The ring shrinks. Hill missed. JR Smith, though, grabbed the rebound and had a chance to go straight back up and make what would have been the winning shot from no more than three feet out.

Instead, Smith inexplicably dribbled away from the basket as though running the clock down while James frantically pointed at the goal. The game went to overtime, the Warriors won comfortably and the night finished with Curry and Thompson trash-talking with James in a gloating display.

It was hard not to imagine that the Cavaliers’ best chance of winning the series had disappeared right then. In the best of seven series, four games will be played in Oakland, three in Cleveland. As well as winning all their home games, the Cavaliers will have to steal one in Golden State. That may have been the one.

The look of near-resignation on James’s face after Smith’s blunder said it all. He had manifestly put his team on his back and all but dragged them to an improbable win. And still they found a way to mess it up.
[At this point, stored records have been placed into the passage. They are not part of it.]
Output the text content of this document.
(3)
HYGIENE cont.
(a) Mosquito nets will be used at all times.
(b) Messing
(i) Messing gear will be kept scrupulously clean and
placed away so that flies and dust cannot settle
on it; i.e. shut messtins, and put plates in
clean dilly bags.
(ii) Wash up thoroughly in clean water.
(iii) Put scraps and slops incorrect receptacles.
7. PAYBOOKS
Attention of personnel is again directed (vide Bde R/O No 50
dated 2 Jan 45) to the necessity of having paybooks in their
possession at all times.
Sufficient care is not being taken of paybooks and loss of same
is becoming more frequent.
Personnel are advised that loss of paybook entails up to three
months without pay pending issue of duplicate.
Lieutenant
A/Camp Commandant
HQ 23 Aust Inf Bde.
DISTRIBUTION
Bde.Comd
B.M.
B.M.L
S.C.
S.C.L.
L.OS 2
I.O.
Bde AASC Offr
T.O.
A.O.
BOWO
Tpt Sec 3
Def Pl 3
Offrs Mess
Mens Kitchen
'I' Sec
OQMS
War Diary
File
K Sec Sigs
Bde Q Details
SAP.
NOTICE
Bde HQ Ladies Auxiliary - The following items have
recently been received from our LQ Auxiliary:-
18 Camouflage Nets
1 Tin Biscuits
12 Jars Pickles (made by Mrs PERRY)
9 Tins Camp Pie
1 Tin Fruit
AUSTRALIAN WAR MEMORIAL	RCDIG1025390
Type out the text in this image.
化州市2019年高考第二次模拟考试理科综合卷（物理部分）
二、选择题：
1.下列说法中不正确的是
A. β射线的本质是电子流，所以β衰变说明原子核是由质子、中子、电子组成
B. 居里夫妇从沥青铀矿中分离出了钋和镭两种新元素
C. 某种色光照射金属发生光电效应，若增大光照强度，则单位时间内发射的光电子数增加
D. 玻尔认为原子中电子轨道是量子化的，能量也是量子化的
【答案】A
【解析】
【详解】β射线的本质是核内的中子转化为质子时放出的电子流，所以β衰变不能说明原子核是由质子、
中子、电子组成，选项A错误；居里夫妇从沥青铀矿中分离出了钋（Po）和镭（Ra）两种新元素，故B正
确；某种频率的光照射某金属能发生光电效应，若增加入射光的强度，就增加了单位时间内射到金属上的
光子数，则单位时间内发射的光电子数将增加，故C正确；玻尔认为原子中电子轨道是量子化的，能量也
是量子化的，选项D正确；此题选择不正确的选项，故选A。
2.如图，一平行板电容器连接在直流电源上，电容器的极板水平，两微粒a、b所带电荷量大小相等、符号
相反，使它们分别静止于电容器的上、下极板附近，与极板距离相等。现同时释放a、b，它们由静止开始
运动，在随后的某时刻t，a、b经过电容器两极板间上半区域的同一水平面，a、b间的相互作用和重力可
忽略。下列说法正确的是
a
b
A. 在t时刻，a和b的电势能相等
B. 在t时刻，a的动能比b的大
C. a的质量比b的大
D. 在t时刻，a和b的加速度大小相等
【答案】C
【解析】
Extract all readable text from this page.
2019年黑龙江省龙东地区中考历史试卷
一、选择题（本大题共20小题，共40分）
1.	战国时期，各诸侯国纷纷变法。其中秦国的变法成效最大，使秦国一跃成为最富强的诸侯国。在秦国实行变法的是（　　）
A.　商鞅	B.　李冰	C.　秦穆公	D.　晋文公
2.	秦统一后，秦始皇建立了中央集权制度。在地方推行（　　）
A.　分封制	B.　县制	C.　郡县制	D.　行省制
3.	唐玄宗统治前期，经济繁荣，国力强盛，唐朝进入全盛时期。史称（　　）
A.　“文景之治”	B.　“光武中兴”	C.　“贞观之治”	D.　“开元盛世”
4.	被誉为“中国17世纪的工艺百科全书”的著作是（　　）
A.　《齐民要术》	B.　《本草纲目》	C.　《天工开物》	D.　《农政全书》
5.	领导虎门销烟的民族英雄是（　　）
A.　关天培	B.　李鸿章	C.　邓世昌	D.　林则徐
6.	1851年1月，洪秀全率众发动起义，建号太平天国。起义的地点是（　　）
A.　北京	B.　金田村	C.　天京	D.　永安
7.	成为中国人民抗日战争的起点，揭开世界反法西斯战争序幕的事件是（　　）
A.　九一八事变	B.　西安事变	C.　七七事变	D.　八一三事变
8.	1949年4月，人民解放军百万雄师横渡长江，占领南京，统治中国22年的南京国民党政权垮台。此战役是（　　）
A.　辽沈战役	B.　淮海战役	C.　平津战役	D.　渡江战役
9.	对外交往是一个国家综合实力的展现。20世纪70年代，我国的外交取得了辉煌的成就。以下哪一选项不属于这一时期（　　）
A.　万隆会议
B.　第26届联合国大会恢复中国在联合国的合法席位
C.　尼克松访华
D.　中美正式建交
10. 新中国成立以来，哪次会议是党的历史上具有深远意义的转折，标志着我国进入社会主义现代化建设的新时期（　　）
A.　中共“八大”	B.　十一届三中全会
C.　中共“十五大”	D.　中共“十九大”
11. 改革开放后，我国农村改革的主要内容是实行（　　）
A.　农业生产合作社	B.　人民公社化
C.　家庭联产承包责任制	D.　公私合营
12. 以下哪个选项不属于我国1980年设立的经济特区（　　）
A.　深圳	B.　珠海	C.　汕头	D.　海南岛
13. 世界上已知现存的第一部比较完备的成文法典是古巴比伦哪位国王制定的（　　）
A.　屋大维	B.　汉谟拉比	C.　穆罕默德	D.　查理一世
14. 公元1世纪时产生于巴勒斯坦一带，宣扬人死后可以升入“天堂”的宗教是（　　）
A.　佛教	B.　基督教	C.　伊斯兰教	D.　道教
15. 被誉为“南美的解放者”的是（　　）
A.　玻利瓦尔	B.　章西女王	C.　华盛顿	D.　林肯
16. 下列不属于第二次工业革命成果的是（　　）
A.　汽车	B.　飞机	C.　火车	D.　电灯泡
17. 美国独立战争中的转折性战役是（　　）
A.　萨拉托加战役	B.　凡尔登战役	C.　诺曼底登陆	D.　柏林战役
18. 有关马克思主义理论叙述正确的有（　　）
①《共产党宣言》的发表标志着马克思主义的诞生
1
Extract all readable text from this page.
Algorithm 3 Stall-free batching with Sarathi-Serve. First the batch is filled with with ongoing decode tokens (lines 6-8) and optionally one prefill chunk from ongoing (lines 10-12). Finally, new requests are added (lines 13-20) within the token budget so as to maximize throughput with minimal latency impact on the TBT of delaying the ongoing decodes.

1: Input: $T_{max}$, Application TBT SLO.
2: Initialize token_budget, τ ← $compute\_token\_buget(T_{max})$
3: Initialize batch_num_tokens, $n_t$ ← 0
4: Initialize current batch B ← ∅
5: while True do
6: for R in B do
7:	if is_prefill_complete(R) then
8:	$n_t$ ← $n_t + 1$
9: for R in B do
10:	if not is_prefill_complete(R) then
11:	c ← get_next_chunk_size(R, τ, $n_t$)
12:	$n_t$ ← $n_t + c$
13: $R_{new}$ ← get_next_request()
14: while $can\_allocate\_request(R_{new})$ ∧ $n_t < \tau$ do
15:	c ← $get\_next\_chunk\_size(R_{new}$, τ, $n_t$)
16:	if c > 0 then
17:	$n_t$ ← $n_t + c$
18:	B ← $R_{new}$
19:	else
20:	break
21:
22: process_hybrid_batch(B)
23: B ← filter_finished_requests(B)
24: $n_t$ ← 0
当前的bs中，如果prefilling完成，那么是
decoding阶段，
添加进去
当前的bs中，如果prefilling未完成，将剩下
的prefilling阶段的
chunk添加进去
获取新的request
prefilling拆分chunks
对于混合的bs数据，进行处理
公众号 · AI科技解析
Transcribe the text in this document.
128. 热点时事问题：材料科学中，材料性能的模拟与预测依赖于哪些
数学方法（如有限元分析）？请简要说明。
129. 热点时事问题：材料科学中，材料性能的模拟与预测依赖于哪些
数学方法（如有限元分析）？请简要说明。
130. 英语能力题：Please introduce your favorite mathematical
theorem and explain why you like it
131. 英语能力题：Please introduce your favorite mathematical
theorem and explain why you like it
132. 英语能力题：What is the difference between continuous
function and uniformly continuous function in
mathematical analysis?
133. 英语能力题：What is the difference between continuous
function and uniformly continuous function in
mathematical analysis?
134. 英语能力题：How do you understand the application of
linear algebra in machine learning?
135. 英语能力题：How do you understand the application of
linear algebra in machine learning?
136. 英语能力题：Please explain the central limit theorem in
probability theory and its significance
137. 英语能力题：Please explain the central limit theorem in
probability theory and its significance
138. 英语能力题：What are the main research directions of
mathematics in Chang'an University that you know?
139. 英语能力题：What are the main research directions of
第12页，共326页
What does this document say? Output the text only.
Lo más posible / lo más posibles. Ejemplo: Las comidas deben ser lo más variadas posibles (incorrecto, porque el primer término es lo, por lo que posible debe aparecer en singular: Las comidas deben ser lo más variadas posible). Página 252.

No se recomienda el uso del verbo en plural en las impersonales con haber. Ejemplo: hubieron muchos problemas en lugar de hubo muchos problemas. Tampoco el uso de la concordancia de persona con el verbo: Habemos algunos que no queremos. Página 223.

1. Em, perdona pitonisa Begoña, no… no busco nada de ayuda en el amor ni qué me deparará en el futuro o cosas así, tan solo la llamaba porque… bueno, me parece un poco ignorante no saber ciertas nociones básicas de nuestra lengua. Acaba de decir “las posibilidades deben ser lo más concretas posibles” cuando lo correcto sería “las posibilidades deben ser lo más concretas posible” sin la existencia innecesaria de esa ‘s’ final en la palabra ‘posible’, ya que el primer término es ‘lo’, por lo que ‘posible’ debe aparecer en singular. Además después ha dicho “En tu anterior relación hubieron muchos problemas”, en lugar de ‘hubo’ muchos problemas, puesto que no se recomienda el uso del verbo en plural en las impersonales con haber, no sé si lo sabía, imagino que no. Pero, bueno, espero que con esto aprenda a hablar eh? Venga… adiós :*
The backdrop to all of this is where LeBron James will play next season. The Warriors are to NBA basketball what Real Madrid are to European football. In acquiring Durant last year, they have tipped the scales in a way which is not just unfair but almost obscene; the playground jokers turned bullies.

James, as a free agent, could theoretically go anywhere but his likely choices would appear to be a move to revive the blue-chip Los Angeles Lakers team or to join up with James Harden, Chris Paul at the Houston Rockets and create another ‘super team’ capable of challenging the Warriors.

His third choice is to stay put. It’s impossible to exaggerate what James means to Cleveland. His return to the city and the Cavaliers, ahead of the 2014 season, instantly transformed the worth of the club from $500 million to $1 billion.

Rust belt

Cleveland is one of the many cities across the American interior left bewildered by the decline of the 20th century industries and certainties that facilitated its growth.

James himself was raised in Akron, a fading town in the rust belt. His mum worked around the clock which meant he was accountable for himself. He would recall that in 4th grade he skipped 82 days of school.

“I didn’t have to be home when the streetlights came on” he would remember. “I’d go into the house at two o’clock in the morning. I was nine years old. But sport saved my damn life.”

After he won his first NBA title in 2012 with the Miami Heat, he stood on the podium and said with unmistakable defensiveness: “I’m from the inner-city. I ain’t even supposed to be here.”

By then, he was used to being routinely savaged as a choker who had failed to deliver a title after spending seven years there. His return to the caveliers and the city resembled a scene from the mass prayer gatherings in the Bible Belt. The King had returned. The people were euphoric. James was the exception to the Tomas Wolfe observation that you can’t go home again.

Now, James has matured into a significant black-American voice in social and political life: outspoken, fearless, principled, a conscientious objector to the grotesqueness of the Trump presidency.

And in 2016, Cleveland won its first major sports title since 1948. He delivered. That may not happen again this summer. But James is more important to Cleveland than any city mayor or state governor. He is a force of inspiration and he matters in a way that is incalculable.

It’s his city; they are his people. For better or worse, it is his legacy and the hope must be that he doesn’t settle for the easier path to future titles or the allure of L.A. Forgotten, struggling Cleveland is the backdrop to James’ magnificence – and the best move of his basketball life would be to stay local.